Os desafios da mobilidade urbana no Brasil

Enviada em 25/10/2018

Em cena

Em uma das cenas mais famosas dos cinemas, o personagem Carlitos aparece fazendo repetidos movimentos provenientes de uma máquina em que trabalhava, uma vez que não consegue mais parar. Fora das telas, o contexto trazido pelo autor, diretor e cinegrafista Charlie Chaplin no filme “Tempos Modernos” engloba na problemática mobilidade das grandes cidades brasileiras, haja vista que o direito de ir e vir se apresenta monótono, frustante e acelerado. Logo, a qualidade de vida dos cidadães metropolitanos é prejudicada por um desequilíbrio entre o auto contingente populacional, aliado ao suporte das vias e rodovias.

A princípio, a aglomeração de pessoas vivendo em áreas urbanas carateriza-se como principal causa. Para o Sociólogo Georg Simmel, o ser humano é frequentemente exposto a estímulos, é preciso de um ritmo acelerado para suprir suas sensibilidades quando expostos a imagens, sons, rostos e anúncios. Partindo dessa premissa, é possível perceber que a sociedade não funciona bem no perpassar dos centros urbanos, uma vez que esse cotidiano é freneticamente movimentado. Dessa forma, pode-se destacar o aumento nos índices de depressão nas grandes metrópoles brasileiras, visto que levanta uma preocupação para esse desequilíbrio populacional nessas áreas.

Outrossim, são as vias e rodovias que possuem um défice em suas estruturas para suprir essa superlotação da sociedade.

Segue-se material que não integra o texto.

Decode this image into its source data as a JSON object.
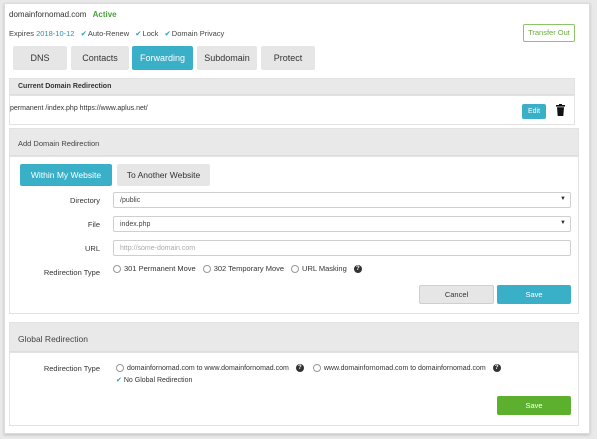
{
  "header": {
    "domain": "domainfornomad.com",
    "status": "Active",
    "expires_label": "Expires",
    "expires_date": "2018-10-12",
    "features": [
      "Auto-Renew",
      "Lock",
      "Domain Privacy"
    ],
    "transfer_label": "Transfer Out"
  },
  "tabs": [
    "DNS",
    "Contacts",
    "Forwarding",
    "Subdomain",
    "Protect"
  ],
  "active_tab": "Forwarding",
  "current": {
    "title": "Current Domain Redirection",
    "entry": "permanent /index.php https://www.aplus.net/",
    "edit_label": "Edit"
  },
  "add": {
    "title": "Add Domain Redirection",
    "subtabs": [
      "Within My Website",
      "To Another Website"
    ],
    "directory_label": "Directory",
    "directory_value": "/public",
    "file_label": "File",
    "file_value": "index.php",
    "url_label": "URL",
    "url_placeholder": "http://some-domain.com",
    "type_label": "Redirection Type",
    "types": [
      "301 Permanent Move",
      "302 Temporary Move",
      "URL Masking"
    ],
    "cancel_label": "Cancel",
    "save_label": "Save"
  },
  "global": {
    "title": "Global Redirection",
    "type_label": "Redirection Type",
    "options": [
      "domainfornomad.com to www.domainfornomad.com",
      "www.domainfornomad.com to domainfornomad.com"
    ],
    "selected": "No Global Redirection",
    "save_label": "Save"
  },
  "colors": {
    "accent": "#3ab0c8",
    "success": "#5cb02d",
    "active_text": "#4a9f3c"
  }
}
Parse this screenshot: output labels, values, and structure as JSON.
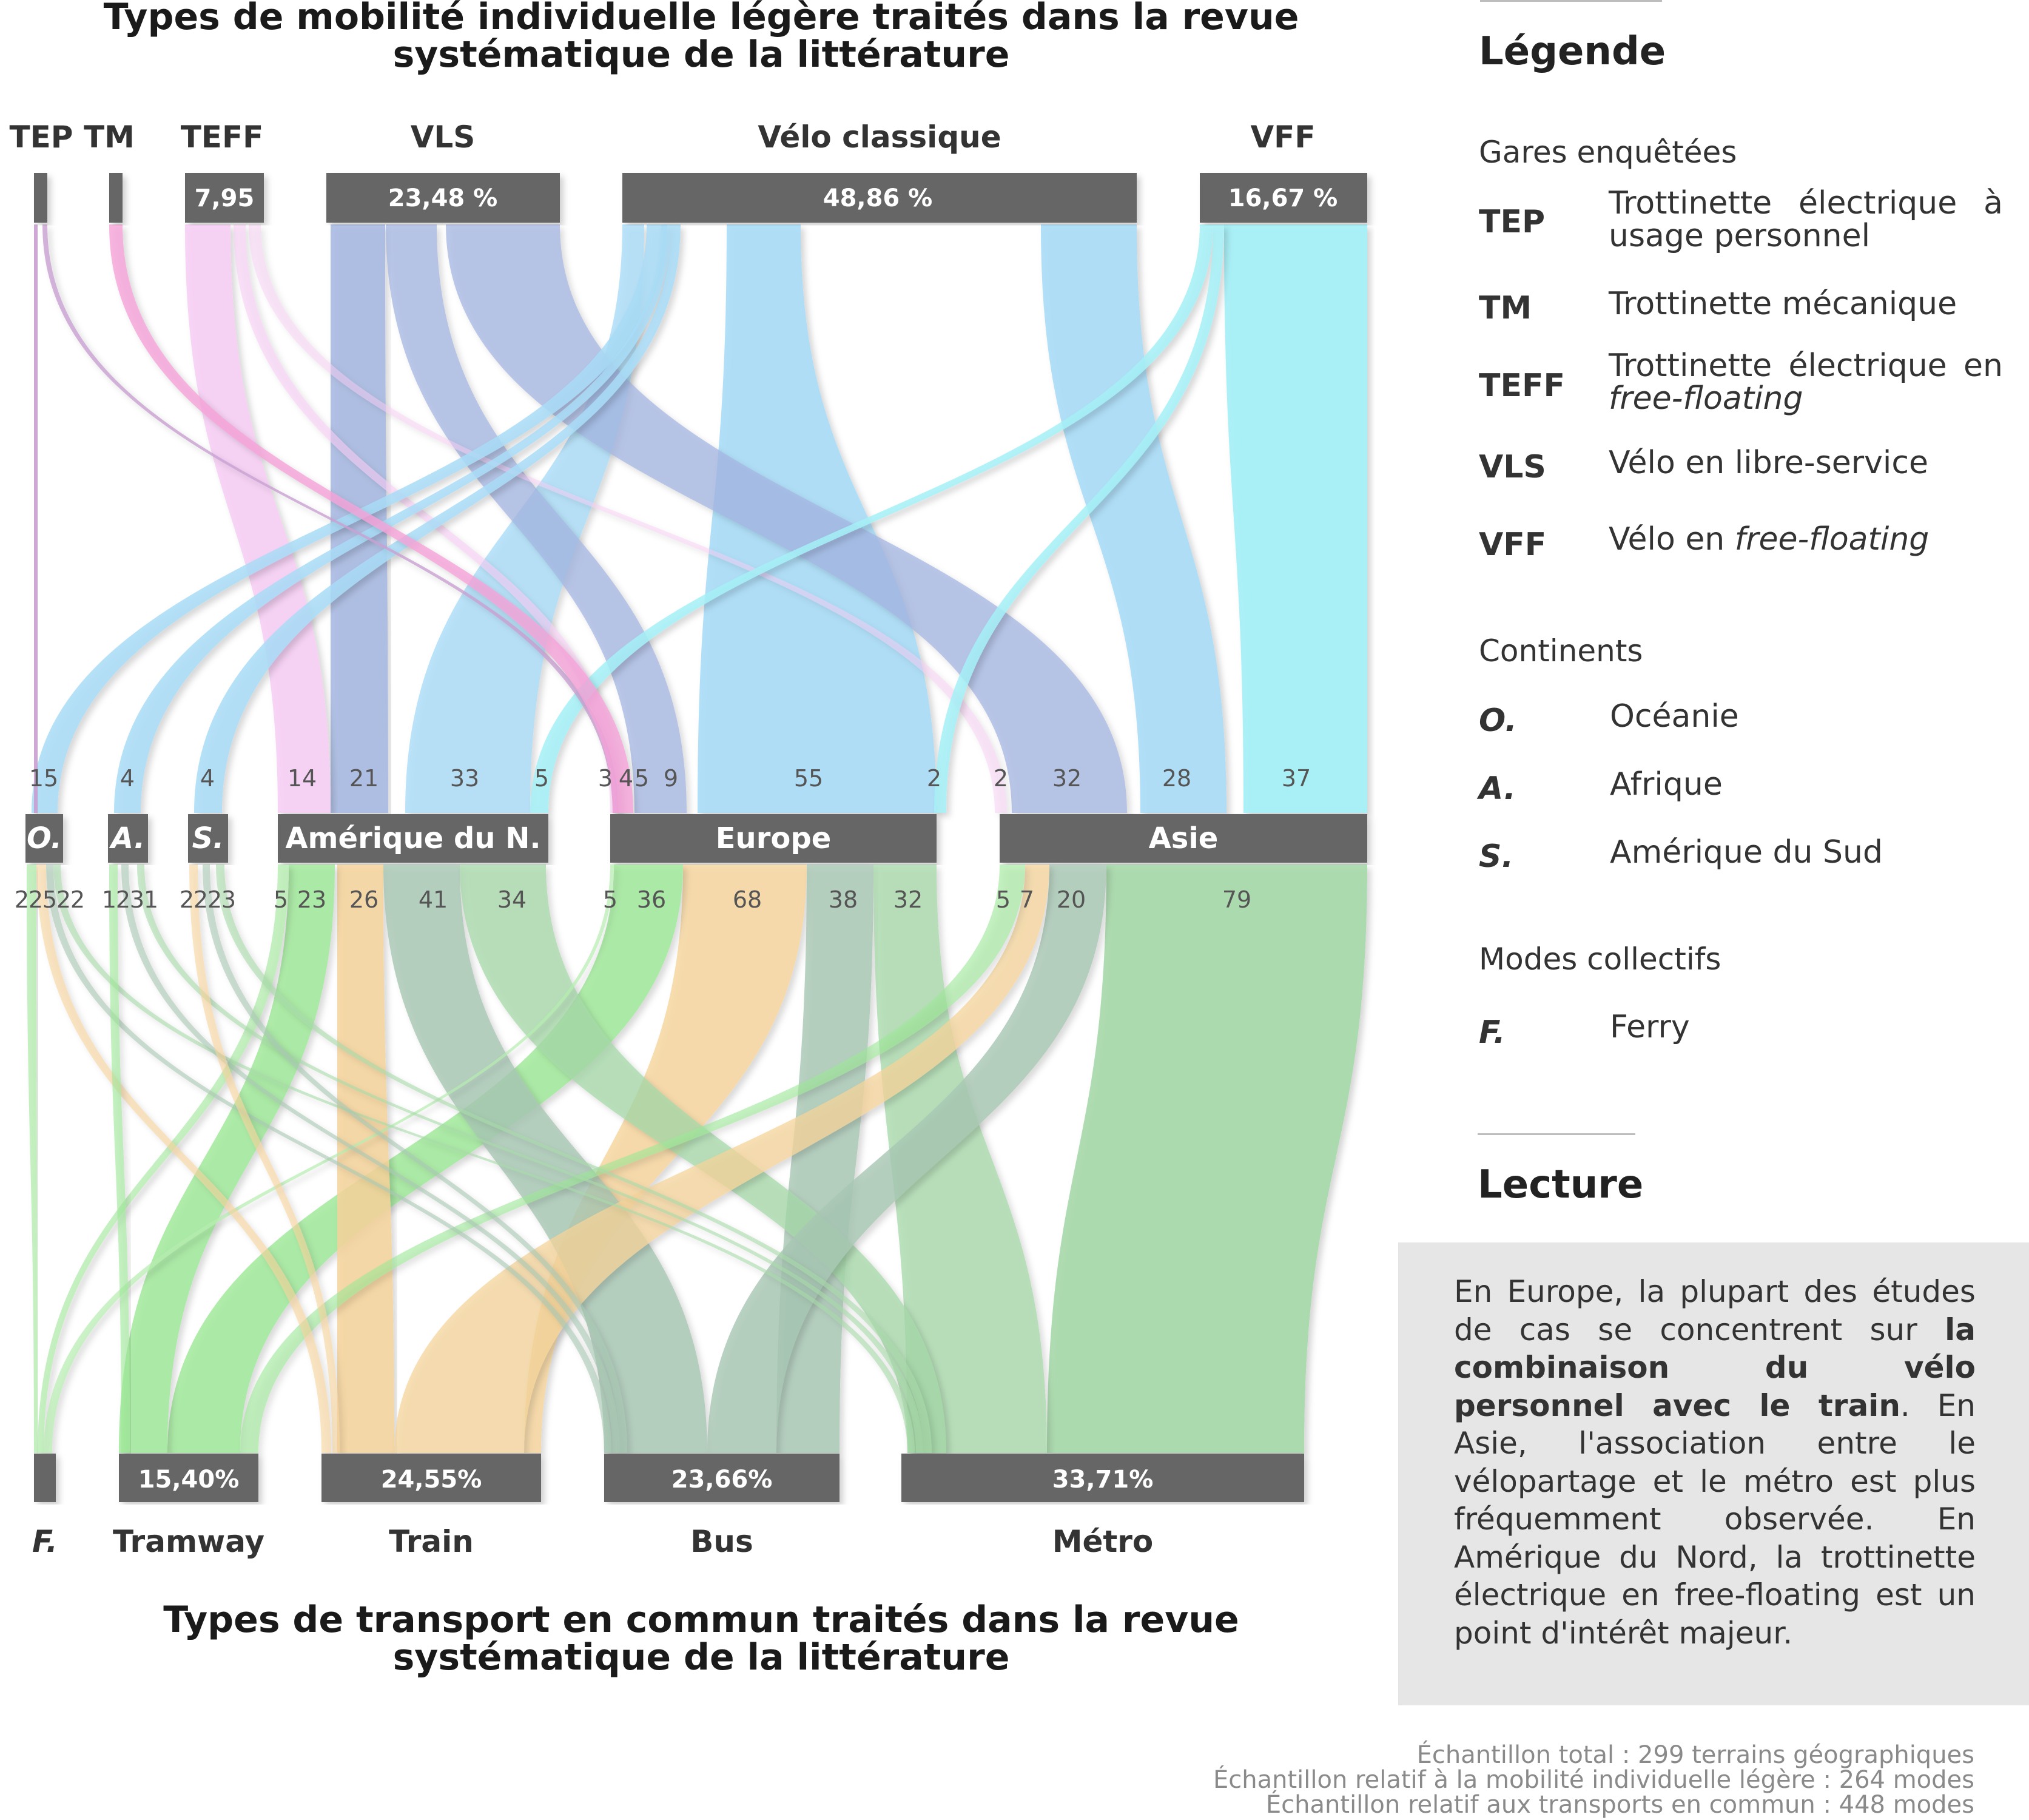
{
  "titles": {
    "top": [
      "Types de mobilité individuelle légère traités dans la revue",
      "systématique de la littérature"
    ],
    "bottom": [
      "Types de transport en commun traités dans la revue",
      "systématique de la littérature"
    ]
  },
  "chart_data": {
    "type": "sankey",
    "levels": [
      "Mobilité individuelle légère",
      "Continents",
      "Modes collectifs"
    ],
    "top_nodes": [
      {
        "id": "TEP",
        "label": "TEP",
        "bar_label": "",
        "color": "#c9a0d2"
      },
      {
        "id": "TM",
        "label": "TM",
        "bar_label": "",
        "color": "#f5a3d8"
      },
      {
        "id": "TEFF",
        "label": "TEFF",
        "bar_label": "7,95",
        "color": "#f7cdf4"
      },
      {
        "id": "VLS",
        "label": "VLS",
        "bar_label": "23,48 %",
        "color": "#a4b6e1"
      },
      {
        "id": "VC",
        "label": "Vélo classique",
        "bar_label": "48,86 %",
        "color": "#a9dcf7"
      },
      {
        "id": "VFF",
        "label": "VFF",
        "bar_label": "16,67 %",
        "color": "#a5f0f7"
      }
    ],
    "continent_nodes": [
      {
        "id": "O",
        "label": "O.",
        "italic": true
      },
      {
        "id": "A",
        "label": "A.",
        "italic": true
      },
      {
        "id": "S",
        "label": "S.",
        "italic": true
      },
      {
        "id": "AN",
        "label": "Amérique du N.",
        "italic": false
      },
      {
        "id": "EU",
        "label": "Europe",
        "italic": false
      },
      {
        "id": "AS",
        "label": "Asie",
        "italic": false
      }
    ],
    "bottom_nodes": [
      {
        "id": "F",
        "label": "F.",
        "bar_label": "",
        "italic": true,
        "color": "#b7ecb0"
      },
      {
        "id": "TRAM",
        "label": "Tramway",
        "bar_label": "15,40%",
        "italic": false,
        "color": "#9ce896"
      },
      {
        "id": "TRAIN",
        "label": "Train",
        "bar_label": "24,55%",
        "italic": false,
        "color": "#f6d49b"
      },
      {
        "id": "BUS",
        "label": "Bus",
        "bar_label": "23,66%",
        "italic": false,
        "color": "#a7c7b3"
      },
      {
        "id": "METRO",
        "label": "Métro",
        "bar_label": "33,71%",
        "italic": false,
        "color": "#a6d8a8"
      }
    ],
    "upper_values": [
      "15",
      "4",
      "4",
      "14",
      "21",
      "33",
      "5",
      "3",
      "4",
      "5",
      "9",
      "55",
      "2",
      "2",
      "32",
      "28",
      "37"
    ],
    "lower_values": [
      "2",
      "2",
      "5",
      "2",
      "2",
      "1",
      "2",
      "3",
      "1",
      "2",
      "2",
      "2",
      "3",
      "5",
      "23",
      "26",
      "41",
      "34",
      "5",
      "36",
      "68",
      "38",
      "32",
      "5",
      "7",
      "20",
      "79"
    ],
    "upper_flows": [
      {
        "source": "TEP",
        "target": "O",
        "value": null
      },
      {
        "source": "TEP",
        "target": "EU",
        "value": null
      },
      {
        "source": "TM",
        "target": "EU",
        "value": 3
      },
      {
        "source": "TEFF",
        "target": "AN",
        "value": 14
      },
      {
        "source": "TEFF",
        "target": "EU",
        "value": 4
      },
      {
        "source": "TEFF",
        "target": "AS",
        "value": 2
      },
      {
        "source": "VLS",
        "target": "AN",
        "value": 21
      },
      {
        "source": "VLS",
        "target": "EU",
        "value": 5
      },
      {
        "source": "VLS",
        "target": "AS",
        "value": 32
      },
      {
        "source": "VC",
        "target": "O",
        "value": 15
      },
      {
        "source": "VC",
        "target": "A",
        "value": 4
      },
      {
        "source": "VC",
        "target": "S",
        "value": 4
      },
      {
        "source": "VC",
        "target": "AN",
        "value": 33
      },
      {
        "source": "VC",
        "target": "EU",
        "value": 55
      },
      {
        "source": "VC",
        "target": "AS",
        "value": 28
      },
      {
        "source": "VFF",
        "target": "AN",
        "value": 5
      },
      {
        "source": "VFF",
        "target": "EU",
        "value": 2
      },
      {
        "source": "VFF",
        "target": "AS",
        "value": 37
      }
    ],
    "lower_flows": [
      {
        "source": "AN",
        "target": "F",
        "value": 5
      },
      {
        "source": "AN",
        "target": "TRAM",
        "value": 23
      },
      {
        "source": "AN",
        "target": "TRAIN",
        "value": 26
      },
      {
        "source": "AN",
        "target": "BUS",
        "value": 41
      },
      {
        "source": "AN",
        "target": "METRO",
        "value": 34
      },
      {
        "source": "EU",
        "target": "F",
        "value": 5
      },
      {
        "source": "EU",
        "target": "TRAM",
        "value": 36
      },
      {
        "source": "EU",
        "target": "TRAIN",
        "value": 68
      },
      {
        "source": "EU",
        "target": "BUS",
        "value": 38
      },
      {
        "source": "EU",
        "target": "METRO",
        "value": 32
      },
      {
        "source": "AS",
        "target": "TRAM",
        "value": 5
      },
      {
        "source": "AS",
        "target": "TRAIN",
        "value": 7
      },
      {
        "source": "AS",
        "target": "BUS",
        "value": 20
      },
      {
        "source": "AS",
        "target": "METRO",
        "value": 79
      }
    ]
  },
  "legend": {
    "title": "Légende",
    "groups": [
      {
        "title": "Gares enquêtées",
        "items": [
          {
            "abbr": "TEP",
            "italic": false,
            "text": "Trottinette électrique à usage personnel"
          },
          {
            "abbr": "TM",
            "italic": false,
            "text": "Trottinette mécanique"
          },
          {
            "abbr": "TEFF",
            "italic": false,
            "text": "Trottinette électrique en free-floating"
          },
          {
            "abbr": "VLS",
            "italic": false,
            "text": "Vélo en libre-service"
          },
          {
            "abbr": "VFF",
            "italic": false,
            "text": "Vélo en free-floating"
          }
        ]
      },
      {
        "title": "Continents",
        "items": [
          {
            "abbr": "O.",
            "italic": true,
            "text": "Océanie"
          },
          {
            "abbr": "A.",
            "italic": true,
            "text": "Afrique"
          },
          {
            "abbr": "S.",
            "italic": true,
            "text": "Amérique du Sud"
          }
        ]
      },
      {
        "title": "Modes collectifs",
        "items": [
          {
            "abbr": "F.",
            "italic": true,
            "text": "Ferry"
          }
        ]
      }
    ]
  },
  "lecture": {
    "title": "Lecture",
    "text": "En Europe, la plupart des études de cas se concentrent sur la combinaison du vélo personnel avec le train. En Asie, l'association entre le vélopartage et le métro est plus fréquemment observée. En Amérique du Nord, la trottinette électrique en free-floating est un point d'intérêt majeur.",
    "emphasis": "la combinaison du vélo personnel avec le train"
  },
  "footnotes": [
    "Échantillon total : 299 terrains géographiques",
    "Échantillon relatif à la mobilité individuelle légère : 264 modes",
    "Échantillon relatif aux transports en commun : 448 modes"
  ],
  "colors": {
    "node_bar": "#666666",
    "teff_flow": "#f7cdf4",
    "tep_flow": "#c9a0d2",
    "tm_flow": "#f5a3d8",
    "vls_flow": "#a4b6e1",
    "vc_flow": "#a9dcf7",
    "vff_flow": "#a5f0f7",
    "tram_flow": "#9ce896",
    "train_flow": "#f6d49b",
    "bus_flow": "#a7c7b3",
    "metro_flow": "#a6d8a8",
    "ferry_flow": "#b7ecb0",
    "lecture_bg": "#e6e6e6"
  }
}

Ainda sobre égide do clássico “Tempos Modernos”, as indagações sobre a percepção de Carlito ao fazer repetidos movimentos podem representar a sociedade contemporânea. Seguindo essa égide, a população parece não perceber o ritmo excessivo que vive diariamente, uma vez que não procuram meios alternativos de trasportes, morar em centros menores, fugir das consequências que esse ritmo trás. Diante disso, cresce número de veículos mais que pessoas nos grandes centros, assim trazendo consequências multas para vias, ambientes e meio social.

Logo, a fim de atenuar o impasse, o Congresso Nacional, através do uso adequado da Constituição Federal, deve elaborar e aprovar um reforço constitucional no que tange as ofertas de emprego nas regiões periféricas, como, por exemplo, garantindo que empresas integraram nessas áreas, visando a diminuição da população nos centros urbanos. Por conseguinte, as mídias e o Ministério da Educação, juntos, devem divulgar os meios alternativos para diminuir a excesso de carros nas vias, mediante programas de televisão educativos, com consciência e respeito, os quais destaquem as principais consequências geradas com isso e objetivando a intimidação dos violadores de tal ato constitucional. Feitos esses pontos, o equilíbrio nas metrópoles será a possibilitando uma mudança na cena.